The “Schuhplattler” (shoe slapper) is a folk dance which can be traced back to the 11th century in the area of the Bavarian and Tyrolean Alps. The majestic beauty of the Alps impresses upon its people the wonders of nature and the people of the Alps tend to hold on to customs taught by their forefathers. If you look at the Bavarian “tracht” (formal wear) today and compare it with hundreds of years ago, you will find very little change. The traditional dances, music and clothing have been passed down many generations and have often been transplanted to new places where immigrants from Alpine regions have settled.

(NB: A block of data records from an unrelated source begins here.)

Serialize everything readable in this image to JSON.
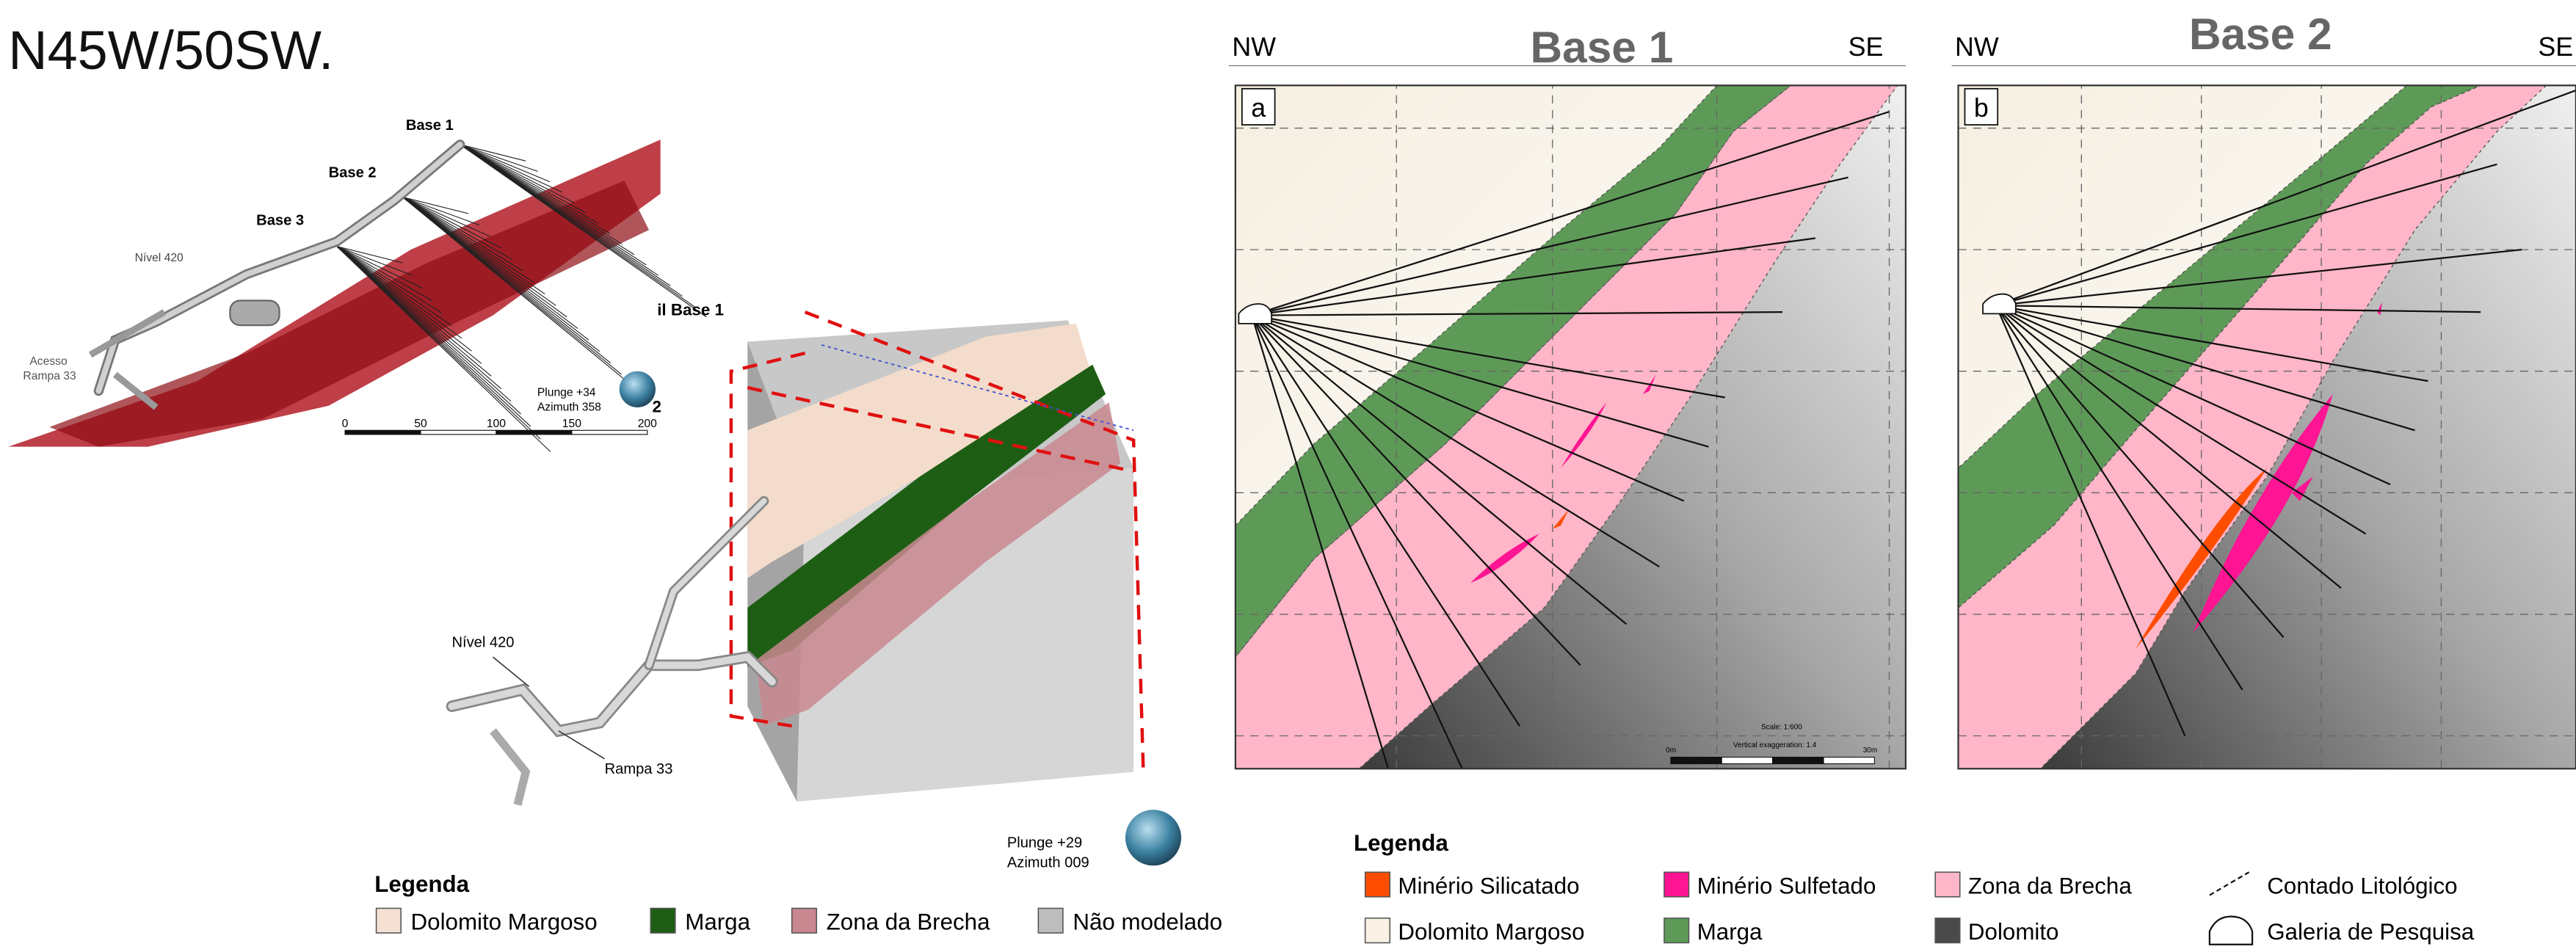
{
  "heading": "N45W/50SW.",
  "left_view": {
    "bases": [
      "Base 1",
      "Base 2",
      "Base 3"
    ],
    "level": "Nível 420",
    "access": [
      "Acesso",
      "Rampa 33"
    ],
    "scale": [
      0,
      50,
      100,
      150,
      200
    ]
  },
  "block_view": {
    "section_label": "il Base 1",
    "section_number": "2",
    "top_orientation": [
      "Plunge +34",
      "Azimuth 358"
    ],
    "level": "Nível 420",
    "ramp": "Rampa 33",
    "bottom_orientation": [
      "Plunge +29",
      "Azimuth 009"
    ]
  },
  "legend_3d": {
    "title": "Legenda",
    "items": [
      {
        "label": "Dolomito Margoso",
        "color": "#f5e1d3"
      },
      {
        "label": "Marga",
        "color": "#1e5e14"
      },
      {
        "label": "Zona da Brecha",
        "color": "#c9878f"
      },
      {
        "label": "Não modelado",
        "color": "#bdbdbd"
      }
    ]
  },
  "sections": [
    {
      "left": "NW",
      "title": "Base 1",
      "right": "SE",
      "panel": "a",
      "scale": "Scale: 1:600",
      "exaggeration": "Vertical exaggeration: 1.4",
      "scale_start": "0m",
      "scale_end": "30m"
    },
    {
      "left": "NW",
      "title": "Base 2",
      "right": "SE",
      "panel": "b"
    }
  ],
  "legend_sections": {
    "title": "Legenda",
    "items": [
      {
        "label": "Minério Silicatado",
        "color": "#ff4d00"
      },
      {
        "label": "Minério Sulfetado",
        "color": "#ff1493"
      },
      {
        "label": "Zona da Brecha",
        "color": "#ffb6c8"
      },
      {
        "label": "Contado Litológico"
      },
      {
        "label": "Dolomito Margoso",
        "color": "#f9f1e3"
      },
      {
        "label": "Marga",
        "color": "#5e9a57"
      },
      {
        "label": "Dolomito",
        "color": "#4a4a4a"
      },
      {
        "label": "Galeria de Pesquisa"
      }
    ]
  }
}
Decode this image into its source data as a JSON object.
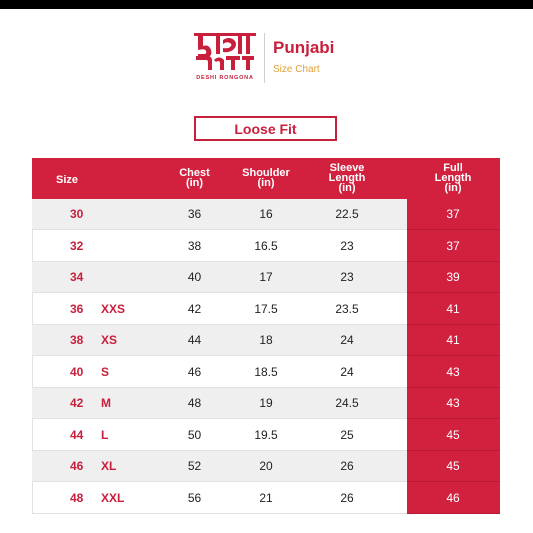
{
  "brand": {
    "logo_text": "দেশি রঙ্গনা",
    "logo_subtext": "DESHI RONGONA",
    "title": "Punjabi",
    "subtitle": "Size Chart"
  },
  "fit": "Loose Fit",
  "colors": {
    "accent": "#d1213f",
    "subtitle": "#e0a13a",
    "row_shade": "#efefef"
  },
  "table": {
    "headers": {
      "size": "Size",
      "chest": [
        "Chest",
        "(in)"
      ],
      "shoulder": [
        "Shoulder",
        "(in)"
      ],
      "sleeve": [
        "Sleeve",
        "Length",
        "(in)"
      ],
      "full": [
        "Full",
        "Length",
        "(in)"
      ]
    },
    "rows": [
      {
        "size": "30",
        "label": "",
        "chest": "36",
        "shoulder": "16",
        "sleeve": "22.5",
        "full": "37"
      },
      {
        "size": "32",
        "label": "",
        "chest": "38",
        "shoulder": "16.5",
        "sleeve": "23",
        "full": "37"
      },
      {
        "size": "34",
        "label": "",
        "chest": "40",
        "shoulder": "17",
        "sleeve": "23",
        "full": "39"
      },
      {
        "size": "36",
        "label": "XXS",
        "chest": "42",
        "shoulder": "17.5",
        "sleeve": "23.5",
        "full": "41"
      },
      {
        "size": "38",
        "label": "XS",
        "chest": "44",
        "shoulder": "18",
        "sleeve": "24",
        "full": "41"
      },
      {
        "size": "40",
        "label": "S",
        "chest": "46",
        "shoulder": "18.5",
        "sleeve": "24",
        "full": "43"
      },
      {
        "size": "42",
        "label": "M",
        "chest": "48",
        "shoulder": "19",
        "sleeve": "24.5",
        "full": "43"
      },
      {
        "size": "44",
        "label": "L",
        "chest": "50",
        "shoulder": "19.5",
        "sleeve": "25",
        "full": "45"
      },
      {
        "size": "46",
        "label": "XL",
        "chest": "52",
        "shoulder": "20",
        "sleeve": "26",
        "full": "45"
      },
      {
        "size": "48",
        "label": "XXL",
        "chest": "56",
        "shoulder": "21",
        "sleeve": "26",
        "full": "46"
      }
    ]
  }
}
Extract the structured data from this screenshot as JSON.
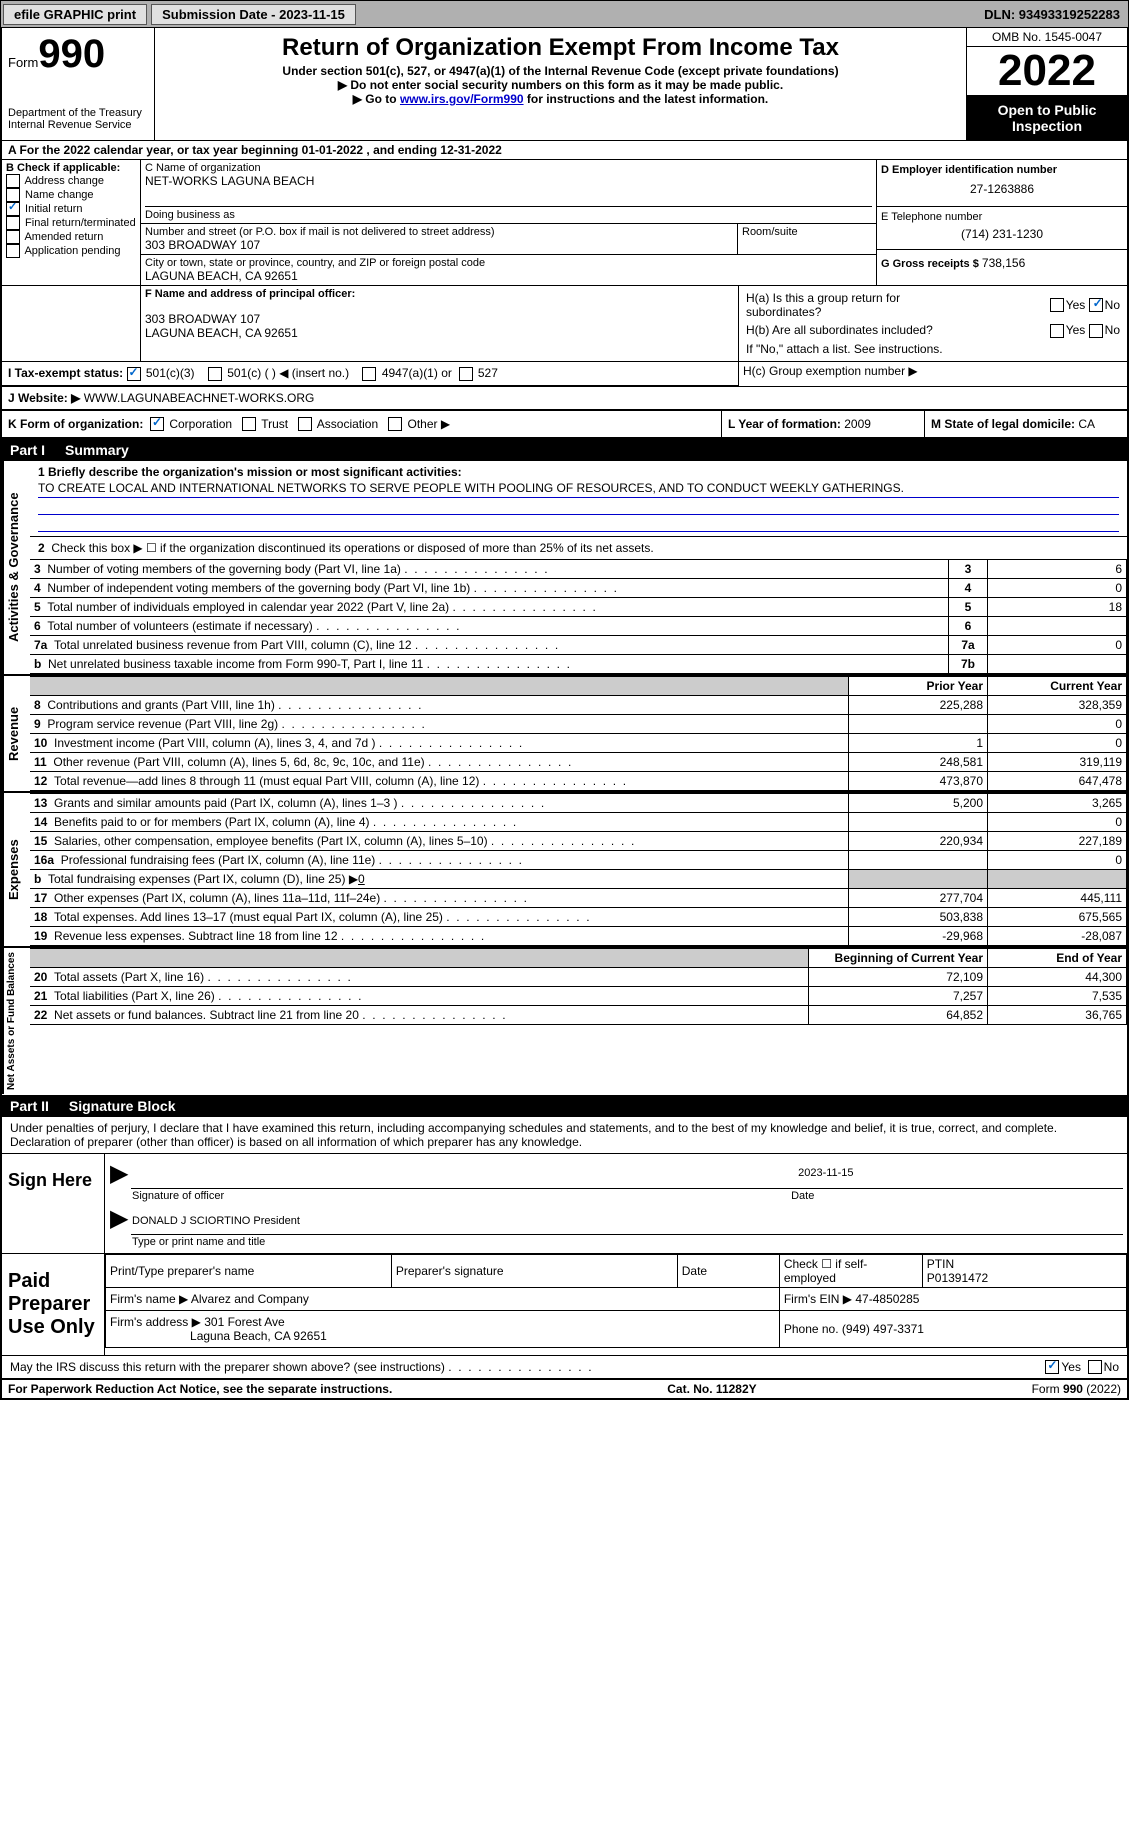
{
  "topbar": {
    "efile": "efile GRAPHIC print",
    "submission_label": "Submission Date - 2023-11-15",
    "dln_label": "DLN: 93493319252283"
  },
  "header": {
    "form_prefix": "Form",
    "form_number": "990",
    "dept": "Department of the Treasury",
    "irs": "Internal Revenue Service",
    "title": "Return of Organization Exempt From Income Tax",
    "subtitle1": "Under section 501(c), 527, or 4947(a)(1) of the Internal Revenue Code (except private foundations)",
    "subtitle2": "▶ Do not enter social security numbers on this form as it may be made public.",
    "subtitle3_pre": "▶ Go to ",
    "subtitle3_link": "www.irs.gov/Form990",
    "subtitle3_post": " for instructions and the latest information.",
    "omb": "OMB No. 1545-0047",
    "year": "2022",
    "open": "Open to Public Inspection"
  },
  "lineA": {
    "text_pre": "A For the 2022 calendar year, or tax year beginning ",
    "begin": "01-01-2022",
    "mid": " , and ending ",
    "end": "12-31-2022"
  },
  "sectionB": {
    "label": "B Check if applicable:",
    "items": [
      "Address change",
      "Name change",
      "Initial return",
      "Final return/terminated",
      "Amended return",
      "Application pending"
    ],
    "checked_index": 2
  },
  "sectionC": {
    "name_label": "C Name of organization",
    "name": "NET-WORKS LAGUNA BEACH",
    "dba_label": "Doing business as",
    "street_label": "Number and street (or P.O. box if mail is not delivered to street address)",
    "room_label": "Room/suite",
    "street": "303 BROADWAY 107",
    "city_label": "City or town, state or province, country, and ZIP or foreign postal code",
    "city": "LAGUNA BEACH, CA  92651"
  },
  "sectionD": {
    "label": "D Employer identification number",
    "value": "27-1263886"
  },
  "sectionE": {
    "label": "E Telephone number",
    "value": "(714) 231-1230"
  },
  "sectionG": {
    "label": "G Gross receipts $ ",
    "value": "738,156"
  },
  "sectionF": {
    "label": "F Name and address of principal officer:",
    "line1": "303 BROADWAY 107",
    "line2": "LAGUNA BEACH, CA  92651"
  },
  "sectionH": {
    "ha": "H(a)  Is this a group return for subordinates?",
    "hb": "H(b)  Are all subordinates included?",
    "hb_note": "If \"No,\" attach a list. See instructions.",
    "hc": "H(c)  Group exemption number ▶",
    "yes": "Yes",
    "no": "No"
  },
  "sectionI": {
    "label": "I   Tax-exempt status:",
    "opts": [
      "501(c)(3)",
      "501(c) (  ) ◀ (insert no.)",
      "4947(a)(1) or",
      "527"
    ]
  },
  "sectionJ": {
    "label": "J   Website: ▶",
    "value": "WWW.LAGUNABEACHNET-WORKS.ORG"
  },
  "sectionK": {
    "label": "K Form of organization:",
    "opts": [
      "Corporation",
      "Trust",
      "Association",
      "Other ▶"
    ]
  },
  "sectionL": {
    "label": "L Year of formation: ",
    "value": "2009"
  },
  "sectionM": {
    "label": "M State of legal domicile: ",
    "value": "CA"
  },
  "part1": {
    "title": "Part I",
    "name": "Summary",
    "line1_label": "1  Briefly describe the organization's mission or most significant activities:",
    "mission": "TO CREATE LOCAL AND INTERNATIONAL NETWORKS TO SERVE PEOPLE WITH POOLING OF RESOURCES, AND TO CONDUCT WEEKLY GATHERINGS.",
    "line2": "Check this box ▶ ☐ if the organization discontinued its operations or disposed of more than 25% of its net assets.",
    "vert_ag": "Activities & Governance",
    "vert_rev": "Revenue",
    "vert_exp": "Expenses",
    "vert_net": "Net Assets or Fund Balances",
    "prior_year": "Prior Year",
    "current_year": "Current Year",
    "boy": "Beginning of Current Year",
    "eoy": "End of Year",
    "rows_gov": [
      {
        "n": "3",
        "label": "Number of voting members of the governing body (Part VI, line 1a)",
        "box": "3",
        "v": "6"
      },
      {
        "n": "4",
        "label": "Number of independent voting members of the governing body (Part VI, line 1b)",
        "box": "4",
        "v": "0"
      },
      {
        "n": "5",
        "label": "Total number of individuals employed in calendar year 2022 (Part V, line 2a)",
        "box": "5",
        "v": "18"
      },
      {
        "n": "6",
        "label": "Total number of volunteers (estimate if necessary)",
        "box": "6",
        "v": ""
      },
      {
        "n": "7a",
        "label": "Total unrelated business revenue from Part VIII, column (C), line 12",
        "box": "7a",
        "v": "0"
      },
      {
        "n": "b",
        "label": "Net unrelated business taxable income from Form 990-T, Part I, line 11",
        "box": "7b",
        "v": ""
      }
    ],
    "rows_rev": [
      {
        "n": "8",
        "label": "Contributions and grants (Part VIII, line 1h)",
        "py": "225,288",
        "cy": "328,359"
      },
      {
        "n": "9",
        "label": "Program service revenue (Part VIII, line 2g)",
        "py": "",
        "cy": "0"
      },
      {
        "n": "10",
        "label": "Investment income (Part VIII, column (A), lines 3, 4, and 7d )",
        "py": "1",
        "cy": "0"
      },
      {
        "n": "11",
        "label": "Other revenue (Part VIII, column (A), lines 5, 6d, 8c, 9c, 10c, and 11e)",
        "py": "248,581",
        "cy": "319,119"
      },
      {
        "n": "12",
        "label": "Total revenue—add lines 8 through 11 (must equal Part VIII, column (A), line 12)",
        "py": "473,870",
        "cy": "647,478"
      }
    ],
    "rows_exp": [
      {
        "n": "13",
        "label": "Grants and similar amounts paid (Part IX, column (A), lines 1–3 )",
        "py": "5,200",
        "cy": "3,265"
      },
      {
        "n": "14",
        "label": "Benefits paid to or for members (Part IX, column (A), line 4)",
        "py": "",
        "cy": "0"
      },
      {
        "n": "15",
        "label": "Salaries, other compensation, employee benefits (Part IX, column (A), lines 5–10)",
        "py": "220,934",
        "cy": "227,189"
      },
      {
        "n": "16a",
        "label": "Professional fundraising fees (Part IX, column (A), line 11e)",
        "py": "",
        "cy": "0"
      },
      {
        "n": "b",
        "label": "Total fundraising expenses (Part IX, column (D), line 25) ▶",
        "below": "0",
        "py": "shaded",
        "cy": "shaded"
      },
      {
        "n": "17",
        "label": "Other expenses (Part IX, column (A), lines 11a–11d, 11f–24e)",
        "py": "277,704",
        "cy": "445,111"
      },
      {
        "n": "18",
        "label": "Total expenses. Add lines 13–17 (must equal Part IX, column (A), line 25)",
        "py": "503,838",
        "cy": "675,565"
      },
      {
        "n": "19",
        "label": "Revenue less expenses. Subtract line 18 from line 12",
        "py": "-29,968",
        "cy": "-28,087"
      }
    ],
    "rows_net": [
      {
        "n": "20",
        "label": "Total assets (Part X, line 16)",
        "py": "72,109",
        "cy": "44,300"
      },
      {
        "n": "21",
        "label": "Total liabilities (Part X, line 26)",
        "py": "7,257",
        "cy": "7,535"
      },
      {
        "n": "22",
        "label": "Net assets or fund balances. Subtract line 21 from line 20",
        "py": "64,852",
        "cy": "36,765"
      }
    ]
  },
  "part2": {
    "title": "Part II",
    "name": "Signature Block",
    "penalty": "Under penalties of perjury, I declare that I have examined this return, including accompanying schedules and statements, and to the best of my knowledge and belief, it is true, correct, and complete. Declaration of preparer (other than officer) is based on all information of which preparer has any knowledge.",
    "sign_here": "Sign Here",
    "sig_officer": "Signature of officer",
    "sig_date": "2023-11-15",
    "date_label": "Date",
    "officer_name": "DONALD J SCIORTINO  President",
    "type_name": "Type or print name and title",
    "paid": "Paid Preparer Use Only",
    "prep_name_label": "Print/Type preparer's name",
    "prep_sig_label": "Preparer's signature",
    "check_self": "Check ☐ if self-employed",
    "ptin_label": "PTIN",
    "ptin": "P01391472",
    "firm_name_label": "Firm's name   ▶",
    "firm_name": "Alvarez and Company",
    "firm_ein_label": "Firm's EIN ▶",
    "firm_ein": "47-4850285",
    "firm_addr_label": "Firm's address ▶",
    "firm_addr1": "301 Forest Ave",
    "firm_addr2": "Laguna Beach, CA  92651",
    "phone_label": "Phone no.",
    "phone": "(949) 497-3371",
    "may_irs": "May the IRS discuss this return with the preparer shown above? (see instructions)"
  },
  "footer": {
    "left": "For Paperwork Reduction Act Notice, see the separate instructions.",
    "mid": "Cat. No. 11282Y",
    "right": "Form 990 (2022)"
  }
}
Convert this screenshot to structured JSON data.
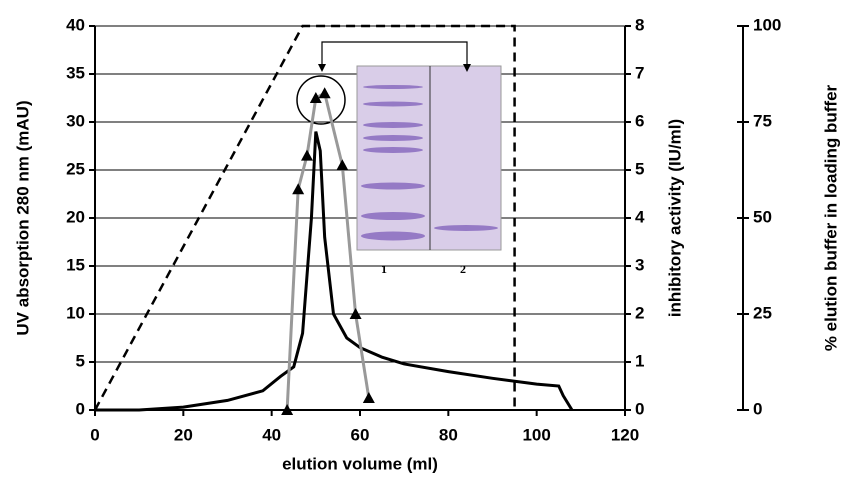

The Schuhplattler is considered a copy of the behavior of a bird called the Spielhahn, also known as the Auerhahn. During mating time this bird, the “Don Juan” of all birds, dances proudly in circles, flapping his wings while making musical sounds, very much like our waltzes. The Schuhplattler as it developed is the imitation of this flirtation dance. There are many different Schuhplattler dances. Each region of Bavaria and Tyrol specialized in its very own. The Haushammer is considered the most basic of all Schuhplattler dances. Some dances are named after places, such as Reit im Wink’l, Ruhpoldinger, Wendelstoana and Ammerseer. One is even called Auerhahn, just like the bird.
Schuhplattler dances tend to take on a circular form with two concentric rings; the men in the center ring and the ladies in the outer ring, although there are plenty of variations on this formation. Ideally, the dance floor is fairly flat and preferably made of wood. Typical dances are performed with 4-6 couples although the circular format of the dance easily accommodates larger or smaller numbers of dancers. In fact, it is customary when different Schuhplattler groups are performing at the same event to have a “massenplattler” where all of the groups come together for one giant dance. In North America, often the massenplattler danced which is performed is called the Gau Plattler, although any dance that all groups know and perform similarly can be used.
Early Schuhplattlers often highlighted the towns where they were invented or imitated the various professions of the performers, such as the Mühlradl (Miller’s Dance), the Holzhacker (wood cutter), and the Glockenplattler (Bell Dance). The music is generally in three-quarter time, like the Ländler, and prior to the 1830’s was performed on the zither or the guitar. Today it is most often performed on the accordion or concertina, and occasionally by a large orchestra.
Schuhplattler groups may also perform other folk dances from various alpine regions and cultures, which are generally referred to as figure dances. These dances do not contain the same jumping and slapping as traditional Schuhplattler but may include clapping and stamping interspersed with sometimes very complicated figures. Many of these dances are also named after the region where the dance originated, for example the Stierer from the Steirmark (Styria) in Austria.